Documentary filmmakers fear dullness. What if they capture countless hours of video … and nothing interesting happens?
So you can forgive Genevieve Savage for harboring a few doubts as she set out to shoot a documentary about an art museum. Dimly lit galleries and overpriced gift shops don’t exactly scream drama.
But Savage didn’t choose just any museum. She picked the Detroit Institute of Arts, which has experienced more ups and downs in recent years than any other major museum in the nation.
“People take things like an art museum for granted. Museums have this reputation as being stuffy or boring – certainly not the subject of a dramatic documentary,” Savage said. “But this was an amazing period for the museum.”
Savage’s first hurdle was persuading the museum’s management to give her behind-the-scenes access during a critical period.

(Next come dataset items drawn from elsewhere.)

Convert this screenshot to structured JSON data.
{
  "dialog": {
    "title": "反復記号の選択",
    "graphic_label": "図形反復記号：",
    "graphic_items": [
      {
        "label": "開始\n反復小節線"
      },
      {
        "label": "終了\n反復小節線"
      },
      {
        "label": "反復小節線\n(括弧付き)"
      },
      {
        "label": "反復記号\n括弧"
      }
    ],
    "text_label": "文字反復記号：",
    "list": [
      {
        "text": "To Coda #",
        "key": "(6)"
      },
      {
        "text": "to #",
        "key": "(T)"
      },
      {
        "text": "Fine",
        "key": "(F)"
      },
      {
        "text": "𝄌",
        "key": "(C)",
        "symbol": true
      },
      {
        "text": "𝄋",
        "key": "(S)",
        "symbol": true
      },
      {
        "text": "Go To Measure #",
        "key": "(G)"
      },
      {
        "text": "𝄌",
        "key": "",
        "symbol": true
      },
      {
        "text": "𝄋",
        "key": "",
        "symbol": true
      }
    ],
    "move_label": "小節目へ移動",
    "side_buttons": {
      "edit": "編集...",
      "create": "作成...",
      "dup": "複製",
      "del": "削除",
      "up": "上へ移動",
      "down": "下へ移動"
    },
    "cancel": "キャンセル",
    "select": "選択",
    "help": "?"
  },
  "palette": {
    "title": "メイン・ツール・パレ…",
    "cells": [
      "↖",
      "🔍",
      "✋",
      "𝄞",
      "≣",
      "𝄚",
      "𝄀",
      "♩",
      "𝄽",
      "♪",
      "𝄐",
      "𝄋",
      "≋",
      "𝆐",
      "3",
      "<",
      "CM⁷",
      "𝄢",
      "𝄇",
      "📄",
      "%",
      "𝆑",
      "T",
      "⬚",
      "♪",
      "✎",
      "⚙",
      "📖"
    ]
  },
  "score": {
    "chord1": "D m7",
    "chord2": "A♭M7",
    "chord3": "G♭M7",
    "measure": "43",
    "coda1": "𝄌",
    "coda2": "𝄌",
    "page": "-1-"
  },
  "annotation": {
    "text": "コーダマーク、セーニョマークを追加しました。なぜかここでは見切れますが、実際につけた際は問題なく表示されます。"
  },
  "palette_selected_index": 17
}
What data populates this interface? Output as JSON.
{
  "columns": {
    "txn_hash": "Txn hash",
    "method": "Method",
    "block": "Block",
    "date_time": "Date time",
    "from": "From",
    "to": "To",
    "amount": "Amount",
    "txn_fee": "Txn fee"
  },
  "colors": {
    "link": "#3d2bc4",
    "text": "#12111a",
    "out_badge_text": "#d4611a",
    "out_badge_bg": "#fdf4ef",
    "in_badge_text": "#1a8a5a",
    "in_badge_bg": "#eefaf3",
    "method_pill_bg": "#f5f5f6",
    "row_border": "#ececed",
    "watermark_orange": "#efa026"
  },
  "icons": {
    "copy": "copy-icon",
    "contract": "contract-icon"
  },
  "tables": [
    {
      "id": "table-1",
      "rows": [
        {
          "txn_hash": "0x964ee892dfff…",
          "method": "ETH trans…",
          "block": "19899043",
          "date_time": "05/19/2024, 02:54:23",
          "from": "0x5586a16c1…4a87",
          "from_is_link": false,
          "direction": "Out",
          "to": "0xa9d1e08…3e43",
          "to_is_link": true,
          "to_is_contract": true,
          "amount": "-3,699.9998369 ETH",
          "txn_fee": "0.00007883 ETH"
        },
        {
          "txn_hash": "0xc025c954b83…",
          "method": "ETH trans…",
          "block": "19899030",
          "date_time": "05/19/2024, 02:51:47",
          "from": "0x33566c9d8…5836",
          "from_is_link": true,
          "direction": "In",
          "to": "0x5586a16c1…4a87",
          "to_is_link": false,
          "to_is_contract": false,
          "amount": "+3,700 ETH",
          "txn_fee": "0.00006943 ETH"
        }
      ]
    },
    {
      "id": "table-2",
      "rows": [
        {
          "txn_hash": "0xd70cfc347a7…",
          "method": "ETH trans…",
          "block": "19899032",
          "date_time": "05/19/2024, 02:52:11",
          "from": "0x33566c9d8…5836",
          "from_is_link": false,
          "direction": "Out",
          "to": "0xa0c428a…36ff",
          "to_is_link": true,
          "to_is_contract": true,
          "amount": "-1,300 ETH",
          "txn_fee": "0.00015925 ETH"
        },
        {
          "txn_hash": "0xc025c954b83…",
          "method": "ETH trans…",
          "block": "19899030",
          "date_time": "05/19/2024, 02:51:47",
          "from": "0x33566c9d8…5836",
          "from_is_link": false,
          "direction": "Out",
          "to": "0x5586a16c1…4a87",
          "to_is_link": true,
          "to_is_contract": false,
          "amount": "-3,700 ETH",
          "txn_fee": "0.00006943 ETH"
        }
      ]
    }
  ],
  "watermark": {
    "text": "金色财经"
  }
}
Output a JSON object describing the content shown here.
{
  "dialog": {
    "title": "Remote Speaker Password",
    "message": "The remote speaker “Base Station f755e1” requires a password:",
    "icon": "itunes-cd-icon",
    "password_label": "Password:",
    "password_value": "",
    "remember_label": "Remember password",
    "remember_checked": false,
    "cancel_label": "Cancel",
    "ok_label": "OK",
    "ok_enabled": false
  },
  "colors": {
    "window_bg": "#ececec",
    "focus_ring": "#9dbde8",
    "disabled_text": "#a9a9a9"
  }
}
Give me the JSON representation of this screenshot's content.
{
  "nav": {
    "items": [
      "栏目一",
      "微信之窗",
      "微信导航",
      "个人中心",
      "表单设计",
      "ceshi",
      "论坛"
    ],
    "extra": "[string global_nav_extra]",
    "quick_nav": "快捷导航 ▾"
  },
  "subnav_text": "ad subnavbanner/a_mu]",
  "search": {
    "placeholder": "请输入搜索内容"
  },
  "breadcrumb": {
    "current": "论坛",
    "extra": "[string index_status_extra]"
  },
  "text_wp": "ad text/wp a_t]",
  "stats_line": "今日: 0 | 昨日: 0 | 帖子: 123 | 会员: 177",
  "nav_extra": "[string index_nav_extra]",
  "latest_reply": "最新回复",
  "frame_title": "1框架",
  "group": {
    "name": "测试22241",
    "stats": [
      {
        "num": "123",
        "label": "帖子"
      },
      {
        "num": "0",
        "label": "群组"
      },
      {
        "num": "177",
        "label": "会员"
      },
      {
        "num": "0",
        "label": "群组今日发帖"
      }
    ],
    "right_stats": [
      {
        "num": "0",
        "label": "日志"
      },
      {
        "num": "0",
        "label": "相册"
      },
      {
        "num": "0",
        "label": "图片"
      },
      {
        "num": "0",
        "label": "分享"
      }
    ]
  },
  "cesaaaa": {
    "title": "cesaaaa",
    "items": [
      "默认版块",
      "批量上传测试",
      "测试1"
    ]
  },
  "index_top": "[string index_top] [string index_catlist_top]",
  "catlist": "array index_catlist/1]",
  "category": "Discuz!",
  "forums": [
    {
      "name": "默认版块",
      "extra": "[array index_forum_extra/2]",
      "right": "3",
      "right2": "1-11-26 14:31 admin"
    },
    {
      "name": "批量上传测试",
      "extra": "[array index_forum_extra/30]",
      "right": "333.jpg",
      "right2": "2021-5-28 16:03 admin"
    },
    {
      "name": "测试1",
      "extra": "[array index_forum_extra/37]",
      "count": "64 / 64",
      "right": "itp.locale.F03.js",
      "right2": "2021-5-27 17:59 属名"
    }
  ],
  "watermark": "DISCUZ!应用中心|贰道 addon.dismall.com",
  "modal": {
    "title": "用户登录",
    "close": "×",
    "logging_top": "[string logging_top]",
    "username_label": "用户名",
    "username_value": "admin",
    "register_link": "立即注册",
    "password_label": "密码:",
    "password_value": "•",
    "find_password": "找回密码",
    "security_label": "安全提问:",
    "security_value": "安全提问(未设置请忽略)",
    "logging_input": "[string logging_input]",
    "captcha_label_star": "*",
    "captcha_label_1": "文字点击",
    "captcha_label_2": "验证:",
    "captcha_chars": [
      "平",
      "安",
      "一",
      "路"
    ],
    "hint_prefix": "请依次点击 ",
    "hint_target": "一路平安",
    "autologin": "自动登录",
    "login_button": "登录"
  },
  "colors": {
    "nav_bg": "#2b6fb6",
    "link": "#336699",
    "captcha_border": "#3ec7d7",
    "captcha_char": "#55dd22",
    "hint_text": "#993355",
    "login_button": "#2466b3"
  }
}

“They were very wary,” she said. “It was a daunting time for the museum to allow a documentary. They were looking at serious artistic and financial challenges.”
“Detroit’s the canary in the coal mine.” -Genevieve Savage
“Detroit Art City”
Detroit Public Television
Eventually, though, museum officials concluded that letting Savage and her camera in the door was a risk worth taking. She knows art, having earned a bachelor’s degree in art history, and she knows how to tell stories, having earned a master’s degree in film.
“Detroit Art City” delves into the history of the institute, showing how its collections grew during the city’s automotive heyday as wealthy benefactors showed the museum with gifts. She explores the additions and renovations that put the museum at the fore of modern gallery design and visitor flow.
“For some, the story of the museum is a cautionary tale, and for others, it’s an inspiration.”Genevieve Savage
The film hits the present as the museum confronts a chronic budget crunch by asking voters to approve a special property tax levy. The election, which voters in three counties eventually approved, sparked a passionate debate about what value art brings to a community – and whether that value should be available to people from all walks of life.
“You’ve got cities that fall on hard economic times, like Detroit, and it becomes funding the police vs. the art museum, or a stadium vs. the art museum,” Savage said. “But ultimately it shouldn’t be an either/or question, because art is for everyone.”
“Detroit Art City” takes viewers into the present day as the museum becomes embroiled in Detroit’s high-profile bankruptcy. Some of the city’s creditors have made noises about forcing the city to liquidate some of its collection – a heretical idea in art circles.
The film grew out of an initiative by Detroit Public Television, which aimed to produce a high-quality documentary to chronicle the Detroit Institute of Art’s story. The project was funded by a grant from the Richard and Jane Manoogian Foundation.
Savage, who is working to land slots for the film in various film festivals and on the PBS World channel, says her story transcends Detroit.
“Detroit’s the canary in the coal mine,” she said. “For some, the story of the museum is a cautionary tale, and for others, it’s an inspiration.”